Why: Different state dependencies mean different reasons to change, different testing strategies, and different failure modes.

How:
- List the fields/dependencies in a class
- For each method, note which it uses
- Methods cluster around different state? → split into separate classes

❌ BAD:
class OrderService {
  db, emailClient, templateEngine

  save()  → uses db
  find()  → uses db
  sendConfirmation() → uses emailClient, templateEngine
}

✅ GOOD:
class OrderRepository { db }
class OrderNotifications { emailClient, templateEngine }

Principle 5: Separate functions that don't have related names

What: Functions in the same module should have names that relate to a common concept.

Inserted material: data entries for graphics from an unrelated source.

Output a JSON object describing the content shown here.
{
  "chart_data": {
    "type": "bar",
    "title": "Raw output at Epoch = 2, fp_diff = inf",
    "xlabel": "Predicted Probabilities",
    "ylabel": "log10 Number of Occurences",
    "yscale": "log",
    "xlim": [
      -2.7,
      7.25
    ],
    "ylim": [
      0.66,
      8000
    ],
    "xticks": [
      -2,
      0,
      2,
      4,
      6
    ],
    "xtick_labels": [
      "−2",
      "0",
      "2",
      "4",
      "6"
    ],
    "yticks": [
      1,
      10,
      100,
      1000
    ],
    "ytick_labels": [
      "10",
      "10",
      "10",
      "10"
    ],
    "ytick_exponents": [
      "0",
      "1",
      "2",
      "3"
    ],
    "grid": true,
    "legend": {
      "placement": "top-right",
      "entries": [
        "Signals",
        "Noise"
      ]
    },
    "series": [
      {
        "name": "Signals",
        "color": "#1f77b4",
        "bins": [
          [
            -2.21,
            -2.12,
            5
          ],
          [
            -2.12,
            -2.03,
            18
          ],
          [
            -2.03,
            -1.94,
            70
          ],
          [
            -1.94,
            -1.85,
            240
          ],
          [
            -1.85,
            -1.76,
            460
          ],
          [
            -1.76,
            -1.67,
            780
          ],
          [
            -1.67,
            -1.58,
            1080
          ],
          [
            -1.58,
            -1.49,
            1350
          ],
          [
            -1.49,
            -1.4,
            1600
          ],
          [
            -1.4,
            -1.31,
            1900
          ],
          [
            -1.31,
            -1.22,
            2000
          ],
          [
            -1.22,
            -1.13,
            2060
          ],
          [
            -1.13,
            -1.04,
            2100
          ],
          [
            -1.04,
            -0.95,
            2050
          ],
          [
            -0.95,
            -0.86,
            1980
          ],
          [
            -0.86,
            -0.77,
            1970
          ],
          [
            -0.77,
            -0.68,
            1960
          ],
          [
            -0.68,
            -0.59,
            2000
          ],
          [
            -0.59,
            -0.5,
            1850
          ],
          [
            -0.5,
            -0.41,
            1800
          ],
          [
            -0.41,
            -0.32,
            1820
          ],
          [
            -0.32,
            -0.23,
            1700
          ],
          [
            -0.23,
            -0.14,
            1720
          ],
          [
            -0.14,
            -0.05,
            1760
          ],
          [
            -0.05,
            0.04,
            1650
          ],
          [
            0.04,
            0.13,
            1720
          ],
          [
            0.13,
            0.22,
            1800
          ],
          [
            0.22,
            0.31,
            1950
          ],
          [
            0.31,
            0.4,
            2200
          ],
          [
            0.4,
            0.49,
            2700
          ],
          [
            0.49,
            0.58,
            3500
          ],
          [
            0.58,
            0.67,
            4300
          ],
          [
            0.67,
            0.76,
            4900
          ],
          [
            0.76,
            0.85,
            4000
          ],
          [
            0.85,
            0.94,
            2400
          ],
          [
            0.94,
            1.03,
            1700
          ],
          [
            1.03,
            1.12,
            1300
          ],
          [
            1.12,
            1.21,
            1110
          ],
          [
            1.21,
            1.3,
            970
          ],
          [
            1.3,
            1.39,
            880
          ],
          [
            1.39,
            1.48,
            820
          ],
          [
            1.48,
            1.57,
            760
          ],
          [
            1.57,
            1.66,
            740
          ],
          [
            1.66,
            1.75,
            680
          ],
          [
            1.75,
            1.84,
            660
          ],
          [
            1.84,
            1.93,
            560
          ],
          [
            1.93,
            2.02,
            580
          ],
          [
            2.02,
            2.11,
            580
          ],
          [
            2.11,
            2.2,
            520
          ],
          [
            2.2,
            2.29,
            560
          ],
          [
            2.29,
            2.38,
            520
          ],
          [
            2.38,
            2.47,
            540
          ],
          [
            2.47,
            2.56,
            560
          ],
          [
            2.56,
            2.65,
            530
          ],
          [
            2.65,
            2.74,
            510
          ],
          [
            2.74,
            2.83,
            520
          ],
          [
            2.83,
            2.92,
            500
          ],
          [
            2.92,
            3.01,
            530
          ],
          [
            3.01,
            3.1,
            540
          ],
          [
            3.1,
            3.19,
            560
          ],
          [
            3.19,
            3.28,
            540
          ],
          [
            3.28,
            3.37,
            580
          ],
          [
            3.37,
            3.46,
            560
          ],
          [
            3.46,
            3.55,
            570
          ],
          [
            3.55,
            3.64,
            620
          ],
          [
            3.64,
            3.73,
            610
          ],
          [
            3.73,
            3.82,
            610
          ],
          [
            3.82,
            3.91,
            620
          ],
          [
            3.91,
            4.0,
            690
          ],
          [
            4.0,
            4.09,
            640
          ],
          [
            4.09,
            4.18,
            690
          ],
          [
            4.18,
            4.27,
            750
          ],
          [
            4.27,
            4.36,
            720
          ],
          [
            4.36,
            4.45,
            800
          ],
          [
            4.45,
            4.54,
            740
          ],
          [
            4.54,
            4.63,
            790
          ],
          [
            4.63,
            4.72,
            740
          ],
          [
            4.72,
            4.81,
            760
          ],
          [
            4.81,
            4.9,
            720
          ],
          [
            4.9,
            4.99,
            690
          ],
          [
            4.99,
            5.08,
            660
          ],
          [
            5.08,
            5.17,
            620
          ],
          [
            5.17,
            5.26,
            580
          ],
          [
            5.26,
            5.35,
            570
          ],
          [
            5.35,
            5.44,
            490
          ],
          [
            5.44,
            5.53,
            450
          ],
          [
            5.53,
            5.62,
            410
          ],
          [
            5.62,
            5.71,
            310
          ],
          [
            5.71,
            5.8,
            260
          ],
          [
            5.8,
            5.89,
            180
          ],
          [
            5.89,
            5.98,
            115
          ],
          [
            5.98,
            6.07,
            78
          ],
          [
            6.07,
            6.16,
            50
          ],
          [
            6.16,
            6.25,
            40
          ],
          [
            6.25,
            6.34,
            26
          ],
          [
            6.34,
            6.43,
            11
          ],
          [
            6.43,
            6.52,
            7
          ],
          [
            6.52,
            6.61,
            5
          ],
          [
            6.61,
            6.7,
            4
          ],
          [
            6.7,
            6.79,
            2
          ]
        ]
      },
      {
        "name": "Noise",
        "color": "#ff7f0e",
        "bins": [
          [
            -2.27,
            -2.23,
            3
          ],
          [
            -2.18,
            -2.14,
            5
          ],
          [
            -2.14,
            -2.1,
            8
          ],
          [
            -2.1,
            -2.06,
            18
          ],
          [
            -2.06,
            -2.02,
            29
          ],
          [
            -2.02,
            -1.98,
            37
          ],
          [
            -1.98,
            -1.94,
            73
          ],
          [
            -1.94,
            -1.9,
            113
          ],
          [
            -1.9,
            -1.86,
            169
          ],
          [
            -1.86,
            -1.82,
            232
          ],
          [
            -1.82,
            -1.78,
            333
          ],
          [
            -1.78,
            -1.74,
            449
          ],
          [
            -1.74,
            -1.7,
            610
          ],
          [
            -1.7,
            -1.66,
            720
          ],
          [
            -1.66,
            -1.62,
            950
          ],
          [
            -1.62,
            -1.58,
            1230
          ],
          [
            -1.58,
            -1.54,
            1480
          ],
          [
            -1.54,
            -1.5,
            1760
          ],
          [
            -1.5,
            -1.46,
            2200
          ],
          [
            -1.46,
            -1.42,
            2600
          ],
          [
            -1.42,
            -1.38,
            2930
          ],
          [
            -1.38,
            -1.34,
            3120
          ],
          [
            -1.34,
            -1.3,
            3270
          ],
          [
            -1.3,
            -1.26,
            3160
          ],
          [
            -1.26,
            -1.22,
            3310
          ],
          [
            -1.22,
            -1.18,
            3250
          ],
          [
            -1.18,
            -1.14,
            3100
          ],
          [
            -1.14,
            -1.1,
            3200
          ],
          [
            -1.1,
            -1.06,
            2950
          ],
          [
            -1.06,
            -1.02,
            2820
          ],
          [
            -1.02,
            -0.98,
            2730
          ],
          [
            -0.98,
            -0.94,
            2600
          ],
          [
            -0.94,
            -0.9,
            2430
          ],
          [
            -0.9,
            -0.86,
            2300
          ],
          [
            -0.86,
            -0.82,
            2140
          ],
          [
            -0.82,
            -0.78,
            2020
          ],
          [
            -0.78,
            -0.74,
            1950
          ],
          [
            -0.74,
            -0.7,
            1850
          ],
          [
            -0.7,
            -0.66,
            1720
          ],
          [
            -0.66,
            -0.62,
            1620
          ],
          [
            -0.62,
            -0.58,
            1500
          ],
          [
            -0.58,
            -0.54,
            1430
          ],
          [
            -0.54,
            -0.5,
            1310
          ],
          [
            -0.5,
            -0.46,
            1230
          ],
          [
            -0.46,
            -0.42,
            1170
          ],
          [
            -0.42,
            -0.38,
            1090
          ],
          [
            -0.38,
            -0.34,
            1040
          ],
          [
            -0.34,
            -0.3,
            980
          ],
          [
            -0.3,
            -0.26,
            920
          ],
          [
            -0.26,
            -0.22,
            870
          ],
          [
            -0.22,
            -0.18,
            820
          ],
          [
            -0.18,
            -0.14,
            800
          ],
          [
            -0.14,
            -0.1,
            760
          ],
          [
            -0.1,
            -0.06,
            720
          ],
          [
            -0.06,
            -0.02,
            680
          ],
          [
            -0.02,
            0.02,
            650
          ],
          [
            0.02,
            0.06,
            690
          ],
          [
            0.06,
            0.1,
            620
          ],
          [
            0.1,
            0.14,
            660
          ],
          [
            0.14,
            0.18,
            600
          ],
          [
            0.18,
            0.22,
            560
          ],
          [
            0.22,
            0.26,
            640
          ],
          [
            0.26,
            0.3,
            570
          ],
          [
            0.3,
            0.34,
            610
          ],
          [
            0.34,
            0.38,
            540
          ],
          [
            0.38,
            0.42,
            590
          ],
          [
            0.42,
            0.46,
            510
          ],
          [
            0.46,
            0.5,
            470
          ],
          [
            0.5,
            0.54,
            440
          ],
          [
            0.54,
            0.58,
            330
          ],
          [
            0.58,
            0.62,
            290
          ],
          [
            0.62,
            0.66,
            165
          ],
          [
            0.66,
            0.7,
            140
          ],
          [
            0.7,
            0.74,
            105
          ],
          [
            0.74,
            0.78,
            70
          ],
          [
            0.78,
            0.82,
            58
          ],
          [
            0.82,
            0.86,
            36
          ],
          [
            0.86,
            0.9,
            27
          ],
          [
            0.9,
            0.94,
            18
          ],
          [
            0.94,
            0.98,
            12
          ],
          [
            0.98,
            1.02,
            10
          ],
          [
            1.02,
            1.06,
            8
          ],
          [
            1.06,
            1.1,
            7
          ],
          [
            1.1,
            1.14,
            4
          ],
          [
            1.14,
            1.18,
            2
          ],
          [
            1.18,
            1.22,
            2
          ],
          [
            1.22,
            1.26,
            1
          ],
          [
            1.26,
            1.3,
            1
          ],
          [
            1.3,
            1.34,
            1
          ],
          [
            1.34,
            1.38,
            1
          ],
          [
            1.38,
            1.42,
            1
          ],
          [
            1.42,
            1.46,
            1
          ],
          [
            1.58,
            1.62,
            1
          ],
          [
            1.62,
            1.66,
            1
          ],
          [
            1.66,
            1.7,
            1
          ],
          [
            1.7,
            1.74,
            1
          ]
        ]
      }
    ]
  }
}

Why: Unrelated names signal unrelated responsibilities. If you can't name the module after what the functions have in common, they probably don't belong together.

How:
- Look at the function names in a module
- Can you describe what they have in common in one phrase?
- NO → split them into separate modules

❌ BAD - order-helpers.ts:
  calculateOrderTotal()
  formatOrderForInvoice()
  validateOrderForShipping()
  assessOrderFraudRisk()
  → all operate on "order" but change for different reasons:
    pricing rules, invoice formatting, shipping constraints, fraud detection

✅ GOOD - split by why they change:
  order-pricing.ts:      calculateTotal(), applyDiscounts()
  invoice-formatting.ts: formatForInvoice(), formatLineItems()
  shipping-validation.ts: validateForShipping(), checkWeightLimits()
  fraud-detection.ts:    assessFraudRisk(), flagSuspiciousPatterns()

Package Structure

/food-delivery/
├── features/
│   ├── order-placement/
│   │   ├── entrypoint/        ← thin, invokes command or query
│   │   ├── commands/          ← write operations, strict layering
│   │   ├── queries/           ← read operations, minimal layering
│   │   └── domain/            ← business rules (required for commands)
│   │
│   ├── order-dashboard/       ← read-only feature with external API
│   │   ├── entrypoint/
│   │   └── queries/
│   │
│   └── reporting/             ← internal query library
│       └── queries/           ← no entrypoint needed, consumed by other features
│
├── platform/
│   ├── domain/                ← shared business rules
│   └── infra/                 ← technical concerns
│
└── shell/
    └── cli.ts

Mandatory Checklist

When designing, implementing, refactoring, or reviewing code, complete this checklist:

Structure:
1. [ ] Verify features/, platform/, shell/ exist at the root
2. [ ] Verify platform/ contains only domain/ and infra/
3. [ ] Verify each feature contains only entrypoint/, commands/, queries/, domain/ (all optional; entrypoint/ only for external interfaces)
4. [ ] Verify shell/ contains no business logic

Commands (write path):
5. [ ] Verify commands/ exists if feature mutates state
6. [ ] Verify domain/ exists if commands/ exists
7. [ ] Verify every command imports from domain/ (commands MUST use domain)
8. [ ] Verify commands contain no business rules (delegated to domain/)
9. [ ] Verify commands/ contains only command files (no nested folders, no helpers)

Queries (read path):
10. [ ] Verify queries/ imports only value objects from domain/ (not services/aggregates)
11. [ ] Verify queries never mutate state
12. [ ] Verify queries/ contains only query files (no nested folders, no helpers)

Entrypoint:
13. [ ] Verify entrypoint/ is thin (parse → invoke command/query → map output)
14. [ ] Verify entrypoint/ never imports from domain/
15. [ ] Verify entrypoint/ only imports from commands/, queries/, platform/infra/

General:
16. [ ] Verify no dependencies between features
17. [ ] Verify shared business logic is in platform/domain/
18. [ ] Verify external service wrappers are in platform/infra/
19. [ ] Verify no generic type-grouping files (types.ts, errors.ts) spanning capabilities

Do not proceed until all checks pass.